Expressing a blatant contempt for the truth, Trump tweeted that Comey’s testimony had vindicated him and that Comey was a liar and a leaker. One cannot miss the irony in Trump suggesting that Comey is both cowardly and a liar given the fact that not only has the New York Times labelled Trump a serial liar but he has unapologet­ically declared war not just on the truth but critical thought itself. Under the Trump administra­tion, lying has become an industry and tool of power. All administra­tions and government­s lie, but under Trump lying has become normalized. It is a calling card for corruption and lawlessnes­s, one that provides the foundation for authoritar­ianism.

A democracy cannot exist without informed citizens and public spheres and educationa­l apparatuse­s that uphold standards of truth, honesty, evidence, facts and justice.
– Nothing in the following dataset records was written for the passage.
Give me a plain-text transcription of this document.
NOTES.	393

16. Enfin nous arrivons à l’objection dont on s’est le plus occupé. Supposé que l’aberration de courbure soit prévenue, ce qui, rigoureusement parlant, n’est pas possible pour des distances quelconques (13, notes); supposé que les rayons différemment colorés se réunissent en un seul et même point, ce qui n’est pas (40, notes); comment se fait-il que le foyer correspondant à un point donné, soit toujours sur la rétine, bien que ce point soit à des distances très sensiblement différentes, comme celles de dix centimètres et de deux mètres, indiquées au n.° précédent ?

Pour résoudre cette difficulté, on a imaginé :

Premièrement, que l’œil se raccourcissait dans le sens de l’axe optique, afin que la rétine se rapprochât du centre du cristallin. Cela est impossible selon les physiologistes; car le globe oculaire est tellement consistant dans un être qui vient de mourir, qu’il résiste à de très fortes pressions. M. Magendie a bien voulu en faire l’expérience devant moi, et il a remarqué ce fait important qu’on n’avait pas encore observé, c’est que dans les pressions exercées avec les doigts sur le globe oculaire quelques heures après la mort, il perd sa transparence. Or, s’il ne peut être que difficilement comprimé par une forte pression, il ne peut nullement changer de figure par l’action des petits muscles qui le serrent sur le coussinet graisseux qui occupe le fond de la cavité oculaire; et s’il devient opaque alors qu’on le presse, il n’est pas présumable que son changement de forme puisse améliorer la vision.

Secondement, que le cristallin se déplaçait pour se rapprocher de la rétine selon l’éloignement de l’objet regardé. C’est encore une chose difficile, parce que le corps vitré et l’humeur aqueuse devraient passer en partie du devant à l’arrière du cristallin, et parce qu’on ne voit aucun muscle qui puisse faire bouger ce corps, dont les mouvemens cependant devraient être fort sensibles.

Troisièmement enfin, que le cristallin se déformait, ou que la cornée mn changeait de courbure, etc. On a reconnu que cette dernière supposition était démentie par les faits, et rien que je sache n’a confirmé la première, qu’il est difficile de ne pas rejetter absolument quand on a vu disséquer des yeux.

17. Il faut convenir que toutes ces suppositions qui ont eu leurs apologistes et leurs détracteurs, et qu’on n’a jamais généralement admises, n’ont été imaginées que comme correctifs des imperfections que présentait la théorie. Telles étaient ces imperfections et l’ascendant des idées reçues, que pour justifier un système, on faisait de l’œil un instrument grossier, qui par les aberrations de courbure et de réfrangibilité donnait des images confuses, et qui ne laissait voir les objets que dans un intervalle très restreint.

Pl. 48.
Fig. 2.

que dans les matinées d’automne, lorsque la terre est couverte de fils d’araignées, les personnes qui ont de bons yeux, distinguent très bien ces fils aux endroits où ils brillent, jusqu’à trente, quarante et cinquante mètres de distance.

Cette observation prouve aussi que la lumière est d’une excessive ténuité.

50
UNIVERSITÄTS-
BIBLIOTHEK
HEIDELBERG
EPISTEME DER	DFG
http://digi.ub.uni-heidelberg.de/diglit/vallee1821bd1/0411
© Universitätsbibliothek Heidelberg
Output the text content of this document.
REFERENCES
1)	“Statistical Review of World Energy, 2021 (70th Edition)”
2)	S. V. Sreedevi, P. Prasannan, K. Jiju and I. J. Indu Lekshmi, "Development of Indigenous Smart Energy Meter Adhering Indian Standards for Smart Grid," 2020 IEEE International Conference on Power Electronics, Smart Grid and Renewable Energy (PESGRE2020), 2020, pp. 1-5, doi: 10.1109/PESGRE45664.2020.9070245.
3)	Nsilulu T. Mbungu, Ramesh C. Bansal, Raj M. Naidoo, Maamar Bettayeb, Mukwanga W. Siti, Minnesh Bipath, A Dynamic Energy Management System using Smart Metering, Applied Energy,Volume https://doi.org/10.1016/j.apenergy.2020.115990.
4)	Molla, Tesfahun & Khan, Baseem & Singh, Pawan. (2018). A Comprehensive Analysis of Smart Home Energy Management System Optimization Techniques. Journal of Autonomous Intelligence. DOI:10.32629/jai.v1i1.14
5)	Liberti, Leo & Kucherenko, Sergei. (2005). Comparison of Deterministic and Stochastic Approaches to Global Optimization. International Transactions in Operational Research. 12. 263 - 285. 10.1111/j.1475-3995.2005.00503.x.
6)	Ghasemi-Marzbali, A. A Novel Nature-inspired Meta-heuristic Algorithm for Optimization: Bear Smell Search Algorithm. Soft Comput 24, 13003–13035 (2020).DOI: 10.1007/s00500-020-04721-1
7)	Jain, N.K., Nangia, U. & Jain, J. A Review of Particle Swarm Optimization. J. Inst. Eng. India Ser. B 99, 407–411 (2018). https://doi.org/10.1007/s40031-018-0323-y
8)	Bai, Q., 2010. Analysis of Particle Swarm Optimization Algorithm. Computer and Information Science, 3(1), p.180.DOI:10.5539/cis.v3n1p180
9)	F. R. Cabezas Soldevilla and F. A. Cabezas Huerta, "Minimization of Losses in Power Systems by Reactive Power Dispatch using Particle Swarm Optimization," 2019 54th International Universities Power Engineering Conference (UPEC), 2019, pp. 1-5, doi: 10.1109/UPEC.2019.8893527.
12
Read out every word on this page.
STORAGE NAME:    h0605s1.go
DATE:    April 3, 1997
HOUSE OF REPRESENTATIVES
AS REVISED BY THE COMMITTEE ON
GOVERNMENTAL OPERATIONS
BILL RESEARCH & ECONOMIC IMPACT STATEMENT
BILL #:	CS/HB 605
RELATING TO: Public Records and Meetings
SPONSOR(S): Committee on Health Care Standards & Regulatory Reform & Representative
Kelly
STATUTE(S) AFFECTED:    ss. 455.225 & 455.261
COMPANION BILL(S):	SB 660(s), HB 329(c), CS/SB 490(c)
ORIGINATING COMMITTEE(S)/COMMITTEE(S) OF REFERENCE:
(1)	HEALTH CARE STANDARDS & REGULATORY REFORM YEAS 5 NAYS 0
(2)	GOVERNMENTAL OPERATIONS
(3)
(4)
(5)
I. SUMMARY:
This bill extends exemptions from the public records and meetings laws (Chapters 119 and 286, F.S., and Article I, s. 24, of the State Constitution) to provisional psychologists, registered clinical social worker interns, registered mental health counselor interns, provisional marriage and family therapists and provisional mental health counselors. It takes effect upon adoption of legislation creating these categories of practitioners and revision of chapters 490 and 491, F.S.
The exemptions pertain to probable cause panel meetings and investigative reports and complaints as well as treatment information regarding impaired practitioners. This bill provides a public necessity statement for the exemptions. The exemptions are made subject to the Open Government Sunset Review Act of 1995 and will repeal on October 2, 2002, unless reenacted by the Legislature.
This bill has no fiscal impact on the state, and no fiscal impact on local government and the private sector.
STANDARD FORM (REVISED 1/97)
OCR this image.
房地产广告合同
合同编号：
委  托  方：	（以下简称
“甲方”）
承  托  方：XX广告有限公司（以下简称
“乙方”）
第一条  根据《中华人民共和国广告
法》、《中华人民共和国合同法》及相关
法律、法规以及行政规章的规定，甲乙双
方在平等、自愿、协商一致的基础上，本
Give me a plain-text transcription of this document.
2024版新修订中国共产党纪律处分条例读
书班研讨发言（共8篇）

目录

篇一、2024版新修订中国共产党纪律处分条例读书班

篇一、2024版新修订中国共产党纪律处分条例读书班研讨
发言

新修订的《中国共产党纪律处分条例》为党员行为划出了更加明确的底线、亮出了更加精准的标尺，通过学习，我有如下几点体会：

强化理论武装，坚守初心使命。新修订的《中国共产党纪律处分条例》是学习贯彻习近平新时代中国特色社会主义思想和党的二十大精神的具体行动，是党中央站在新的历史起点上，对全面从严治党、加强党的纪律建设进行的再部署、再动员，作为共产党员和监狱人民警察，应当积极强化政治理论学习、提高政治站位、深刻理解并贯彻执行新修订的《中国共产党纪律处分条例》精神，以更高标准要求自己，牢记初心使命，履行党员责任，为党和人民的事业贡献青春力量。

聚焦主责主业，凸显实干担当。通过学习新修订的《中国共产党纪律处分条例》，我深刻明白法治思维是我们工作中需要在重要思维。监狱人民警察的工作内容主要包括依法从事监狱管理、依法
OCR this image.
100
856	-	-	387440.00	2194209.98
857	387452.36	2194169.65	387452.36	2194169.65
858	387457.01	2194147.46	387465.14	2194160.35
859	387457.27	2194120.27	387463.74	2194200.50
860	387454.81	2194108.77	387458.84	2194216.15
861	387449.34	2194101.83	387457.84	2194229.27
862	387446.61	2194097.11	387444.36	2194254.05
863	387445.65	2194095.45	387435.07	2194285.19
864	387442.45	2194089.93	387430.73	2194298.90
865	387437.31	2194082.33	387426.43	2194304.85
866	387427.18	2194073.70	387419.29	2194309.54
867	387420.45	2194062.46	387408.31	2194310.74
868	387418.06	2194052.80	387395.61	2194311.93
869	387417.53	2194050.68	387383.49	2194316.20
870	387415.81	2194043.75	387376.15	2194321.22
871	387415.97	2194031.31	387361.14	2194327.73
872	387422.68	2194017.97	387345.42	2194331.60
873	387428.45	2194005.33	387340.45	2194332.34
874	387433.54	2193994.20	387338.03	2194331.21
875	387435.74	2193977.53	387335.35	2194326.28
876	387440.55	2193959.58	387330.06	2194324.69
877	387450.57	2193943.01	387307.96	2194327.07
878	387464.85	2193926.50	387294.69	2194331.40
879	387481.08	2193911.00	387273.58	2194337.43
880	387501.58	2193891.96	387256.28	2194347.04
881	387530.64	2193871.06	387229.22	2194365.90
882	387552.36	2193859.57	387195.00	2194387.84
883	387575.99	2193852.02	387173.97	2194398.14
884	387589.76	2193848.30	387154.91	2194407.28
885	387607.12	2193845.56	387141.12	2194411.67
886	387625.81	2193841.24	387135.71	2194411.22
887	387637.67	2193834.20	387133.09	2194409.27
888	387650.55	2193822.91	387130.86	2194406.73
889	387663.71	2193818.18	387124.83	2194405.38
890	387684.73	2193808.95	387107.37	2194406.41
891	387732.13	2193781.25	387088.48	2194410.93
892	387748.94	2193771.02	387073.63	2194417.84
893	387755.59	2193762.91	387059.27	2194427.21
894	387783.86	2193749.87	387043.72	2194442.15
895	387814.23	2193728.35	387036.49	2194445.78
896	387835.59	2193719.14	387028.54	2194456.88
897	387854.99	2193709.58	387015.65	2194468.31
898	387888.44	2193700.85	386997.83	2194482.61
Under Trump, disinforma­tion masqueradi­ng as news — often via his Twitter account — has become a weapon for legitimati­ng ignorance and civic illiteracy. Not only has Trump lied repeatedly, he has also attacked the critical media, claimed journalist­s are enemies of the American people and argued that the media is the opposition party. There is more at stake here than the threat of censorship or the normalizat­ion of lying; there is also an attack on long-valued sources of informatio­n and the public spheres that produce them.

Trump has aligned himself with a culture of immediacy, sensationa­lism and theatre where thoughtful reading, informed judgments and a respect for the facts disappear. He propagates fiction disguised as “news” as a way to discredit facts, if not thinking itself. This practice infantiliz­es and depolitici­zes the wider public creating what Viktor Frankl has called in a different context, “the mask of nihilism.” Trump capitalize­s on what might be called a politics of distractio­n that is at one with a digital culture of immediacy and short attention spans. Trump thrives in a culture in which complexity collapses in a barrage of tweets and the need for a narrative that offers a sense of consistenc­y and a respite from fear. Trump offers his followers a world in which nothing is connected, destabiliz­ed perception­s reinforce a politics that turns lethal and community becomes dystopian — unconnecte­d to any viable democratic reality.

As important as the Trump-Comey affair is, it runs the risk of both exacerbati­ng the transforma­tion of politics into theatre and reinforcin­g what Todd Gitlin refers to as Trump’s support for an “apocalypti­c nationalis­m, the point of which is to belong, not to believe. You belong by affirming. To win, you don’t need reasons, only power.” Trump values loyalty over integrity. He lies, in part, to test the loyalty of those who both follow him and align themselves with his power. The Trump-Comey affair must be understood within a broader attack on the fundamenta­ls of education, critical modes of agency and democracy itself. Trump’s engagement with Comey is about more than lying. It is about using all the tools and resources of a government to create a dystopia in which authoritar­ianism exercises the raw power of ignorance and control.